Hikayat Perang
Ketika seorang serdadu Belanda yang bernama Roels menembakkan sebutir peluru tepat ke arah Karim – yang hanya berjarak sekira 300 meter dan tak ada tempat untuk mengelak lagi – Karim memimpikan Ainal Mardhiah, bidadari surga yang kelak akan siap menyambut jasadnya.
Karim dan berpuluh-puluh atau mungkin beratus-ratus santri Dayah Keutapang Dua hendak turun ke medan perang. Tersiar kabar yang mencekam bahwa serdadu Belanda perlahan-lahan telah mendirikan tangsi-tangsi militer mereka di tempat yang strategis. Penduduk-penduduk kampung banyak yang dibunuh tanpa soal, utamanya para lelaki. Lalu setiap jawaban-jawaban yang meluncur dari mulut perempuan-perempuan tua selalu dianggap sebagai pembangkangan.

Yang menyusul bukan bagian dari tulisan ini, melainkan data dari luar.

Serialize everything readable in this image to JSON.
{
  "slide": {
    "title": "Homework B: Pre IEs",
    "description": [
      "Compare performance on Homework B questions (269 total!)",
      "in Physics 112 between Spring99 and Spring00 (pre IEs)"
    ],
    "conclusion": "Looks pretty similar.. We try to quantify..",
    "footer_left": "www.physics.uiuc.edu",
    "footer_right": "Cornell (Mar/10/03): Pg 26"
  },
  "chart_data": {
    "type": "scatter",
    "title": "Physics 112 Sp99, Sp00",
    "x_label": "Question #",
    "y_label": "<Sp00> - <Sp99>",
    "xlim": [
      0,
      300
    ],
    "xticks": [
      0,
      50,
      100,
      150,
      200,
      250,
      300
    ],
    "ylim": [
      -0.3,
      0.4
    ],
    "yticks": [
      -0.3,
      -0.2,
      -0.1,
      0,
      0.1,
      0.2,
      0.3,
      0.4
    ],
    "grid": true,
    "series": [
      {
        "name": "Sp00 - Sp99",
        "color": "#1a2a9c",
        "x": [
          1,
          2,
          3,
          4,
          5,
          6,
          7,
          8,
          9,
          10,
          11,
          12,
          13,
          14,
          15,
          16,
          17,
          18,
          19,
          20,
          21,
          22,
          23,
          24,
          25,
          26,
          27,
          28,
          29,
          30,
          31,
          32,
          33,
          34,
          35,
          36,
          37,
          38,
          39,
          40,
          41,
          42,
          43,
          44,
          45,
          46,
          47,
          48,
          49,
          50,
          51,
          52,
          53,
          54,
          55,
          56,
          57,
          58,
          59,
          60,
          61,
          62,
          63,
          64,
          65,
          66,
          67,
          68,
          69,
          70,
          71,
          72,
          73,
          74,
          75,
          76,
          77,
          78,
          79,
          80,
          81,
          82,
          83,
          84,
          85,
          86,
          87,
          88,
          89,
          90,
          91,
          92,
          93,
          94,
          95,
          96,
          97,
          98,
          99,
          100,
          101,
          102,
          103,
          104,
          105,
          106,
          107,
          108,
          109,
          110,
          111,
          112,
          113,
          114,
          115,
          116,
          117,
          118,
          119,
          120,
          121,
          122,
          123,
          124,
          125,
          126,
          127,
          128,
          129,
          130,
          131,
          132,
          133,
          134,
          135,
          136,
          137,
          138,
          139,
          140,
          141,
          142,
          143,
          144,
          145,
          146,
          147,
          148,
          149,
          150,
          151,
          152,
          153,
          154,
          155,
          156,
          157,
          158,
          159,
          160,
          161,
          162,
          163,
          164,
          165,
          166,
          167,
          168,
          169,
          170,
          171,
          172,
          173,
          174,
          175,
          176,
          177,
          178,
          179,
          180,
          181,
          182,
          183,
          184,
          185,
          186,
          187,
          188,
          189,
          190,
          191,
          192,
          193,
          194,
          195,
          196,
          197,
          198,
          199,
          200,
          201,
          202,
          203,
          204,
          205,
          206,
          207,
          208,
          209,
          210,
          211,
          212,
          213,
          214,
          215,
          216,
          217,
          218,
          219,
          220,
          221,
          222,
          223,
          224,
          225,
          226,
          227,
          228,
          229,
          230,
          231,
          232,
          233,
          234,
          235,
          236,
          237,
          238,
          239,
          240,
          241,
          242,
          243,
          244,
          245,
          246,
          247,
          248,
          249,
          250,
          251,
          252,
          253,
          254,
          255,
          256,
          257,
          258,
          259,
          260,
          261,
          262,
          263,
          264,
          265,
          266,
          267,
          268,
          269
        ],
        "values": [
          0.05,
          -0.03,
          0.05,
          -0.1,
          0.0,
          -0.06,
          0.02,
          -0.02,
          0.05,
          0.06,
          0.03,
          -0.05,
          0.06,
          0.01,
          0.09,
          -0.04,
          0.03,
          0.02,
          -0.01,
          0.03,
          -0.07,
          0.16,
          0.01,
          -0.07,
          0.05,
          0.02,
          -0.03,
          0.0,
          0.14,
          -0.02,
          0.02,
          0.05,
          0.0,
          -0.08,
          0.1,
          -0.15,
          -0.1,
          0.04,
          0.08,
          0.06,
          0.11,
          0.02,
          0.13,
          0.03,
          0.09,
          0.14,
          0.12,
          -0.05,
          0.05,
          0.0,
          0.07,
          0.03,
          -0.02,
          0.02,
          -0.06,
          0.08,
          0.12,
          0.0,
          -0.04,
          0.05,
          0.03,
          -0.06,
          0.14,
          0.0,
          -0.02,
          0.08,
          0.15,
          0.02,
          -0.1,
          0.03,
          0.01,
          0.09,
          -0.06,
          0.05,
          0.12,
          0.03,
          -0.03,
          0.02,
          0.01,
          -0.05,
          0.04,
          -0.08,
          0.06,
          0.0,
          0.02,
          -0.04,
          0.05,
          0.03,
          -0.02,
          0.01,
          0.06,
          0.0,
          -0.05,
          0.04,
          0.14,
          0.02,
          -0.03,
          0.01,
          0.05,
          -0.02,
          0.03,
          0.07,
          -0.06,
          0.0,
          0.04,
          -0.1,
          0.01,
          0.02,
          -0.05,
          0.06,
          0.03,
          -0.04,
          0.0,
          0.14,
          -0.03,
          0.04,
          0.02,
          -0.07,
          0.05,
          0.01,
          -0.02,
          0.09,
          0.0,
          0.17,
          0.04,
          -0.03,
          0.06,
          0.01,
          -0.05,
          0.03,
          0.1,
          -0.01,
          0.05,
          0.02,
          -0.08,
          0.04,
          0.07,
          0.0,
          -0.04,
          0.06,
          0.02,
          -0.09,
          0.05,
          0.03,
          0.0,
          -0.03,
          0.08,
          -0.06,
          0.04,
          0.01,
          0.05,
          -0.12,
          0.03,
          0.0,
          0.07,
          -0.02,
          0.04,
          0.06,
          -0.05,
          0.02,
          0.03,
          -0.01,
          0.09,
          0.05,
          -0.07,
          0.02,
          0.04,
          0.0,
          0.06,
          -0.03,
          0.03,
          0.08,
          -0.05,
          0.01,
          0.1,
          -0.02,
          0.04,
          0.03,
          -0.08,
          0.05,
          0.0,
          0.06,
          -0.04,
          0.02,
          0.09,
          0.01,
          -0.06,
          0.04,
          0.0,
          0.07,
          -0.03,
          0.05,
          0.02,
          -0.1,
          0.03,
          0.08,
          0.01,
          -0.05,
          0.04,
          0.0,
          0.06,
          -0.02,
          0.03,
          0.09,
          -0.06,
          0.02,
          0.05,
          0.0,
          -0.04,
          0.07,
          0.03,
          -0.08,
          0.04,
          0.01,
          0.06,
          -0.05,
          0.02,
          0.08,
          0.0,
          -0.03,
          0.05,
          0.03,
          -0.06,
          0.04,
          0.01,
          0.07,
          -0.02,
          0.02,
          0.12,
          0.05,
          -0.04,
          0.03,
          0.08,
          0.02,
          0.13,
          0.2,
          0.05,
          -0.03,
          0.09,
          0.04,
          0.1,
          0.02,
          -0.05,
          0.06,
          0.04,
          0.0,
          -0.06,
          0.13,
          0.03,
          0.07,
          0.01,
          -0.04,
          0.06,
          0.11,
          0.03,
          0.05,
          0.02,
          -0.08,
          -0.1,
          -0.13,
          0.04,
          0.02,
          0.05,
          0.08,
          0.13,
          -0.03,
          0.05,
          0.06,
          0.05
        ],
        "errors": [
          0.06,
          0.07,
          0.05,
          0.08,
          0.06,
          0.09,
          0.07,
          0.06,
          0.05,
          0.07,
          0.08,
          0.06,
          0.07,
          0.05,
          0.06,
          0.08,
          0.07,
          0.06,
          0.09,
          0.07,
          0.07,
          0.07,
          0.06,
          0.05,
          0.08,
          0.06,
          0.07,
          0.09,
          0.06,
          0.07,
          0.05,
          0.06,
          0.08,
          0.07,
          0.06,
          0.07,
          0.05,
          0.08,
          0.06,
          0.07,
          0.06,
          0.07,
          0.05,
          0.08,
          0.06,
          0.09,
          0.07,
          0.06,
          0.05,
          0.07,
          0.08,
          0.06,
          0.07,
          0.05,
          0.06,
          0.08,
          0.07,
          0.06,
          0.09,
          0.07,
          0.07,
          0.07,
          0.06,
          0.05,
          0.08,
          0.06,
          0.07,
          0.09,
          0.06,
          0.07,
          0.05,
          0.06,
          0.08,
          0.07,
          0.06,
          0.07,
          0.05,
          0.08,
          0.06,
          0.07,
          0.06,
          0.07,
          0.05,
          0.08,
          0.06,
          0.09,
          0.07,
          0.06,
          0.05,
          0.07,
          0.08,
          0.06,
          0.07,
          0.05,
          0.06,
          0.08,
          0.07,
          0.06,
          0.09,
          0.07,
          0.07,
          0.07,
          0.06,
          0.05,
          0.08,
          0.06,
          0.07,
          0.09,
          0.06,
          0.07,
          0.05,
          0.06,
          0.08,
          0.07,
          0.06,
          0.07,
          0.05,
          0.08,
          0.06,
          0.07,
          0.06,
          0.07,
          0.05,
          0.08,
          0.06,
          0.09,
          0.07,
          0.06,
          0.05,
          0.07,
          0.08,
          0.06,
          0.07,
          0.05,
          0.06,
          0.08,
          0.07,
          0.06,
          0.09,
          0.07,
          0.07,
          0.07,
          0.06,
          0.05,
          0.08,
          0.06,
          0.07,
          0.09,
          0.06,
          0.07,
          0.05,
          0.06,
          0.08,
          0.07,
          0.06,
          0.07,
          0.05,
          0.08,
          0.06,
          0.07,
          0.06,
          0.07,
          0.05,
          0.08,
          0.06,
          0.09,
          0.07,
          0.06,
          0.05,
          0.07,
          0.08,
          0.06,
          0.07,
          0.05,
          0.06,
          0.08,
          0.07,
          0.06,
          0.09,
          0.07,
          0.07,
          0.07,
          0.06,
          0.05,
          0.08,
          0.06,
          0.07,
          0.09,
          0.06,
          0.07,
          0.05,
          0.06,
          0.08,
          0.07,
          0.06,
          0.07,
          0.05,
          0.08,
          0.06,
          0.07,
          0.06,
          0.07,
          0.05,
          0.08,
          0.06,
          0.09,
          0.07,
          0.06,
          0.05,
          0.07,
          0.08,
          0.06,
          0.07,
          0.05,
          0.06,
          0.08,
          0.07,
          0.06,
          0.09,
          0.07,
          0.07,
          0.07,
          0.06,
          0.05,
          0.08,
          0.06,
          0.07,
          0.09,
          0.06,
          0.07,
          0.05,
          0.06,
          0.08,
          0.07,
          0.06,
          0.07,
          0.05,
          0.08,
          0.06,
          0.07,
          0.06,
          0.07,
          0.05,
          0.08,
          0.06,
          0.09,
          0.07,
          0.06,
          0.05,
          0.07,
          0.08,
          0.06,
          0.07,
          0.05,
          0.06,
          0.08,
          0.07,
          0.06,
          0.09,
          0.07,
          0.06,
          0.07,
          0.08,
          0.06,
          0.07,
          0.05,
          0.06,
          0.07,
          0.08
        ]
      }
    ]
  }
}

Ketika itu, pada suatu Jumat yang agung di penghujung tahun 1875, usai shalat Jumat, di mimbar telah berdiri Teungku Muhammad Saman. Ia mengulang kembali isi khutbahnya tadi seakan meragukan para jamaah – yang didominasi oleh para santri – paham akan isi khutbahnya. Tapi kali ini ia membuka sebuah kitab. Dari gigir sampul yang agak buram, sekilas Karim hanya dapat membaca dua kata terakhir dari judulnya, Prang Sabi. Dalam bahasa Aceh yang parau, Teungku Muhammad Saman membaca kata-kata yang indah dan kalimat-kalimat yang elok serupa syair dari isi kitab itu. Iramanya persis seperti ceh seudati yang bersyair sehingga membuat para jamaah terbuai. Tapi ini bukan hikayat pengantar tidur melainkan hikayat pemantik api. Mereka terbuai bukan karena merasa ngantuk, namun hanyut dalam pesan-pesan indah.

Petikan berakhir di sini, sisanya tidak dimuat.